Non-seasonal ARIMA Models

Non-seasonal ARIMA Models

ARIMA models, also called Box-Jenkins models, are models that may possibly include autoregressive terms, moving average terms, and differencing operations.  Various abbreviations are used:

• When a model only involves autoregressive terms it may be referred to as an AR model.  When a model only involves moving average terms, it may be referred to as an MA model.
• When no differencing is involved, the abbreviation ARMA may be used.

Note: This week we’re only considering non-seasonal models.  We’ll expand our toolkit to include seasonal models next week.

Specifying the Elements of the Model

In most software programs, the elements in the model are specified in the order (AR order, differencing, MA order).  As examples,

A model with (only) two AR terms would be specified as an ARIMA of order (2,0,0).

A MA(2) model would be specified as an ARIMA of order (0,0,2).

A model with one AR term, a first difference, and one MA term would have order (1,1,1).

For the last model, ARIMA (1,1,1), a model with one AR term and one MA term is being applied to the variable z_t=x_t-x_t-1.  A first difference might be used to account for a linear trend in the data.

The differencing order refers to successive first differences.  For example, for a difference order = 2 the variable analyzed is z_t = (x_t-x_t-1) - (x_t-1-x_t-2), the first difference of first differences.  This type of difference might account for a quadratic trend in the data.

Identifying a Possible Model

Three items should be considered to determine a first guess at an ARIMA model: a time series plot of the data, the ACF, and the PACF.

Time series plot of the observed series.

In Lesson 1.1, we discussed what to look for: possible trend, seasonality, outliers, constant variance or nonconstant variance.

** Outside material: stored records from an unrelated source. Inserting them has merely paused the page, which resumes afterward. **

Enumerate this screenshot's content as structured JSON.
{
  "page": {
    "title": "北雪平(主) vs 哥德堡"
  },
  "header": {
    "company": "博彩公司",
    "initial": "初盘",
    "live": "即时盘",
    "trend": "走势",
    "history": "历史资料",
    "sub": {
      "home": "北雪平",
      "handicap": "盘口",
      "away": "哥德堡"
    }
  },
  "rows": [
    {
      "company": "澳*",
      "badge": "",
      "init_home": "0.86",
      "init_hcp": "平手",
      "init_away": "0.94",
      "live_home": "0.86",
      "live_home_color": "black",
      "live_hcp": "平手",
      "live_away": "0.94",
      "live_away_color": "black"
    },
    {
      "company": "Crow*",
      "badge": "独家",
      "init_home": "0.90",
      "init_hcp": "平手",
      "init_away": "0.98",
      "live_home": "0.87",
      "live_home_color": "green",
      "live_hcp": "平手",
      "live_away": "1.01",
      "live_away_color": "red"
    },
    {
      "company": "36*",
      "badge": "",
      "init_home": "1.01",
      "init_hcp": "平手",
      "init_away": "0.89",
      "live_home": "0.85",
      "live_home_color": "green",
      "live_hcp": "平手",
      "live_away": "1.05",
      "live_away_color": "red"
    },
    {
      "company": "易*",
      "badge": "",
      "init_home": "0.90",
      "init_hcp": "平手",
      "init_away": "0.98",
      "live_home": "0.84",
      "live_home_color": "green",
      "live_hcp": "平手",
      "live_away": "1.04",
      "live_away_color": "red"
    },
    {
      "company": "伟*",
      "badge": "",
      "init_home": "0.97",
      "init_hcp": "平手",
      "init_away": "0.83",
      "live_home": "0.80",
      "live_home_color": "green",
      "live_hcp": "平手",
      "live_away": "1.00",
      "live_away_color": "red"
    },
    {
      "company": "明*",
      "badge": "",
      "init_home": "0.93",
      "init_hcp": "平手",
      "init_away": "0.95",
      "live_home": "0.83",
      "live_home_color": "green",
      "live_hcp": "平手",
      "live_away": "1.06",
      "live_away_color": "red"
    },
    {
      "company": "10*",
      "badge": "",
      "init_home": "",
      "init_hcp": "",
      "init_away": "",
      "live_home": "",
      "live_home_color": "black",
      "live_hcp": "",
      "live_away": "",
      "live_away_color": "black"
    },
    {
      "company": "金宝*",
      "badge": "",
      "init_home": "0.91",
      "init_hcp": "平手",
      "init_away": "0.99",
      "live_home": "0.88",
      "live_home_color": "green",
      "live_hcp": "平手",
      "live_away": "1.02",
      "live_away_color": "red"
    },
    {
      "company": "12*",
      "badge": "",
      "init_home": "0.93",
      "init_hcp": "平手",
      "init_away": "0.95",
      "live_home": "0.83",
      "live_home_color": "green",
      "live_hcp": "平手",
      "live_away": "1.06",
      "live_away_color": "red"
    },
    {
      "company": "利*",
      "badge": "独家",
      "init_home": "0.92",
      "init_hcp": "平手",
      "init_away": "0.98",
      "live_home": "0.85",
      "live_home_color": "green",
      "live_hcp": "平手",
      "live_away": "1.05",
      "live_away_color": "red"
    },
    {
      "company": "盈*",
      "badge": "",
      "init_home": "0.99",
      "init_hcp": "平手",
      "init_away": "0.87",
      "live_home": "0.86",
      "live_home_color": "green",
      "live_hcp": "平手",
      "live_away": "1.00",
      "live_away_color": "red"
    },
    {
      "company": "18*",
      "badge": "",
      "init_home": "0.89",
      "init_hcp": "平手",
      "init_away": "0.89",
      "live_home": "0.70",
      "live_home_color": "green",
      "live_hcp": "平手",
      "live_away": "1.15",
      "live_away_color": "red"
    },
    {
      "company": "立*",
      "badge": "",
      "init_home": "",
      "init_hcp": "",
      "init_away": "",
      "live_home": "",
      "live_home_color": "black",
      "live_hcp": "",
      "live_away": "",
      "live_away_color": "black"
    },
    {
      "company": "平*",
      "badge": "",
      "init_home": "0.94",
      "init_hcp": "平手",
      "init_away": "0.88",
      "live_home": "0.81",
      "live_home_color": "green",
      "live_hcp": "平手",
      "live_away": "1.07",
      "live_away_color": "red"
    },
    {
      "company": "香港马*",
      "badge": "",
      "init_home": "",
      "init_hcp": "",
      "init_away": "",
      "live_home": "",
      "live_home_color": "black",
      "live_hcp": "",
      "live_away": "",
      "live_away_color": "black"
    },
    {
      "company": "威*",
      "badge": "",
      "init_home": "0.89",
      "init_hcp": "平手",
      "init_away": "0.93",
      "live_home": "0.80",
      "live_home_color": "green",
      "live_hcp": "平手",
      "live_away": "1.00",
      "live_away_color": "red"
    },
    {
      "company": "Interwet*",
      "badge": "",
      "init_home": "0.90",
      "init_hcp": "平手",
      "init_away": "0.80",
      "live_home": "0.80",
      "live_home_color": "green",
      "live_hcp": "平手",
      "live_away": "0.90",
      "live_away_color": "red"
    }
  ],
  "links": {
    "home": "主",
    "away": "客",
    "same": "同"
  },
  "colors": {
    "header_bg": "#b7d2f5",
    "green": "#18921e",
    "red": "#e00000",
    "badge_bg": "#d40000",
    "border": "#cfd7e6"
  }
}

• You won’t be able to spot any particular model by looking at this plot, but you will be able to see the need for various possible actions.
• If there’s an obvious upward or downward linear trend, a first difference may be needed.  A quadratic trend might need a 2^nd order difference (as described above).  We rarely want to go much beyond two.  In those cases, we might want to think about things like smoothing, which we will cover later in the course.  Over-differencing can cause us to introduce unnecessary levels of dependency (difference white noise to obtain a MA(1)–difference again to obtain a MA(2), etc.)
• For data with a curved upward trend accompanied by increasing variance, you should consider transforming the series with either a logarithm or a square root.

Note: Nonconstant variance in a series with no trend may have to be addressed with something like an ARCH model which includes a model for changing variation over time.  We’ll cover ARCH models later in the course.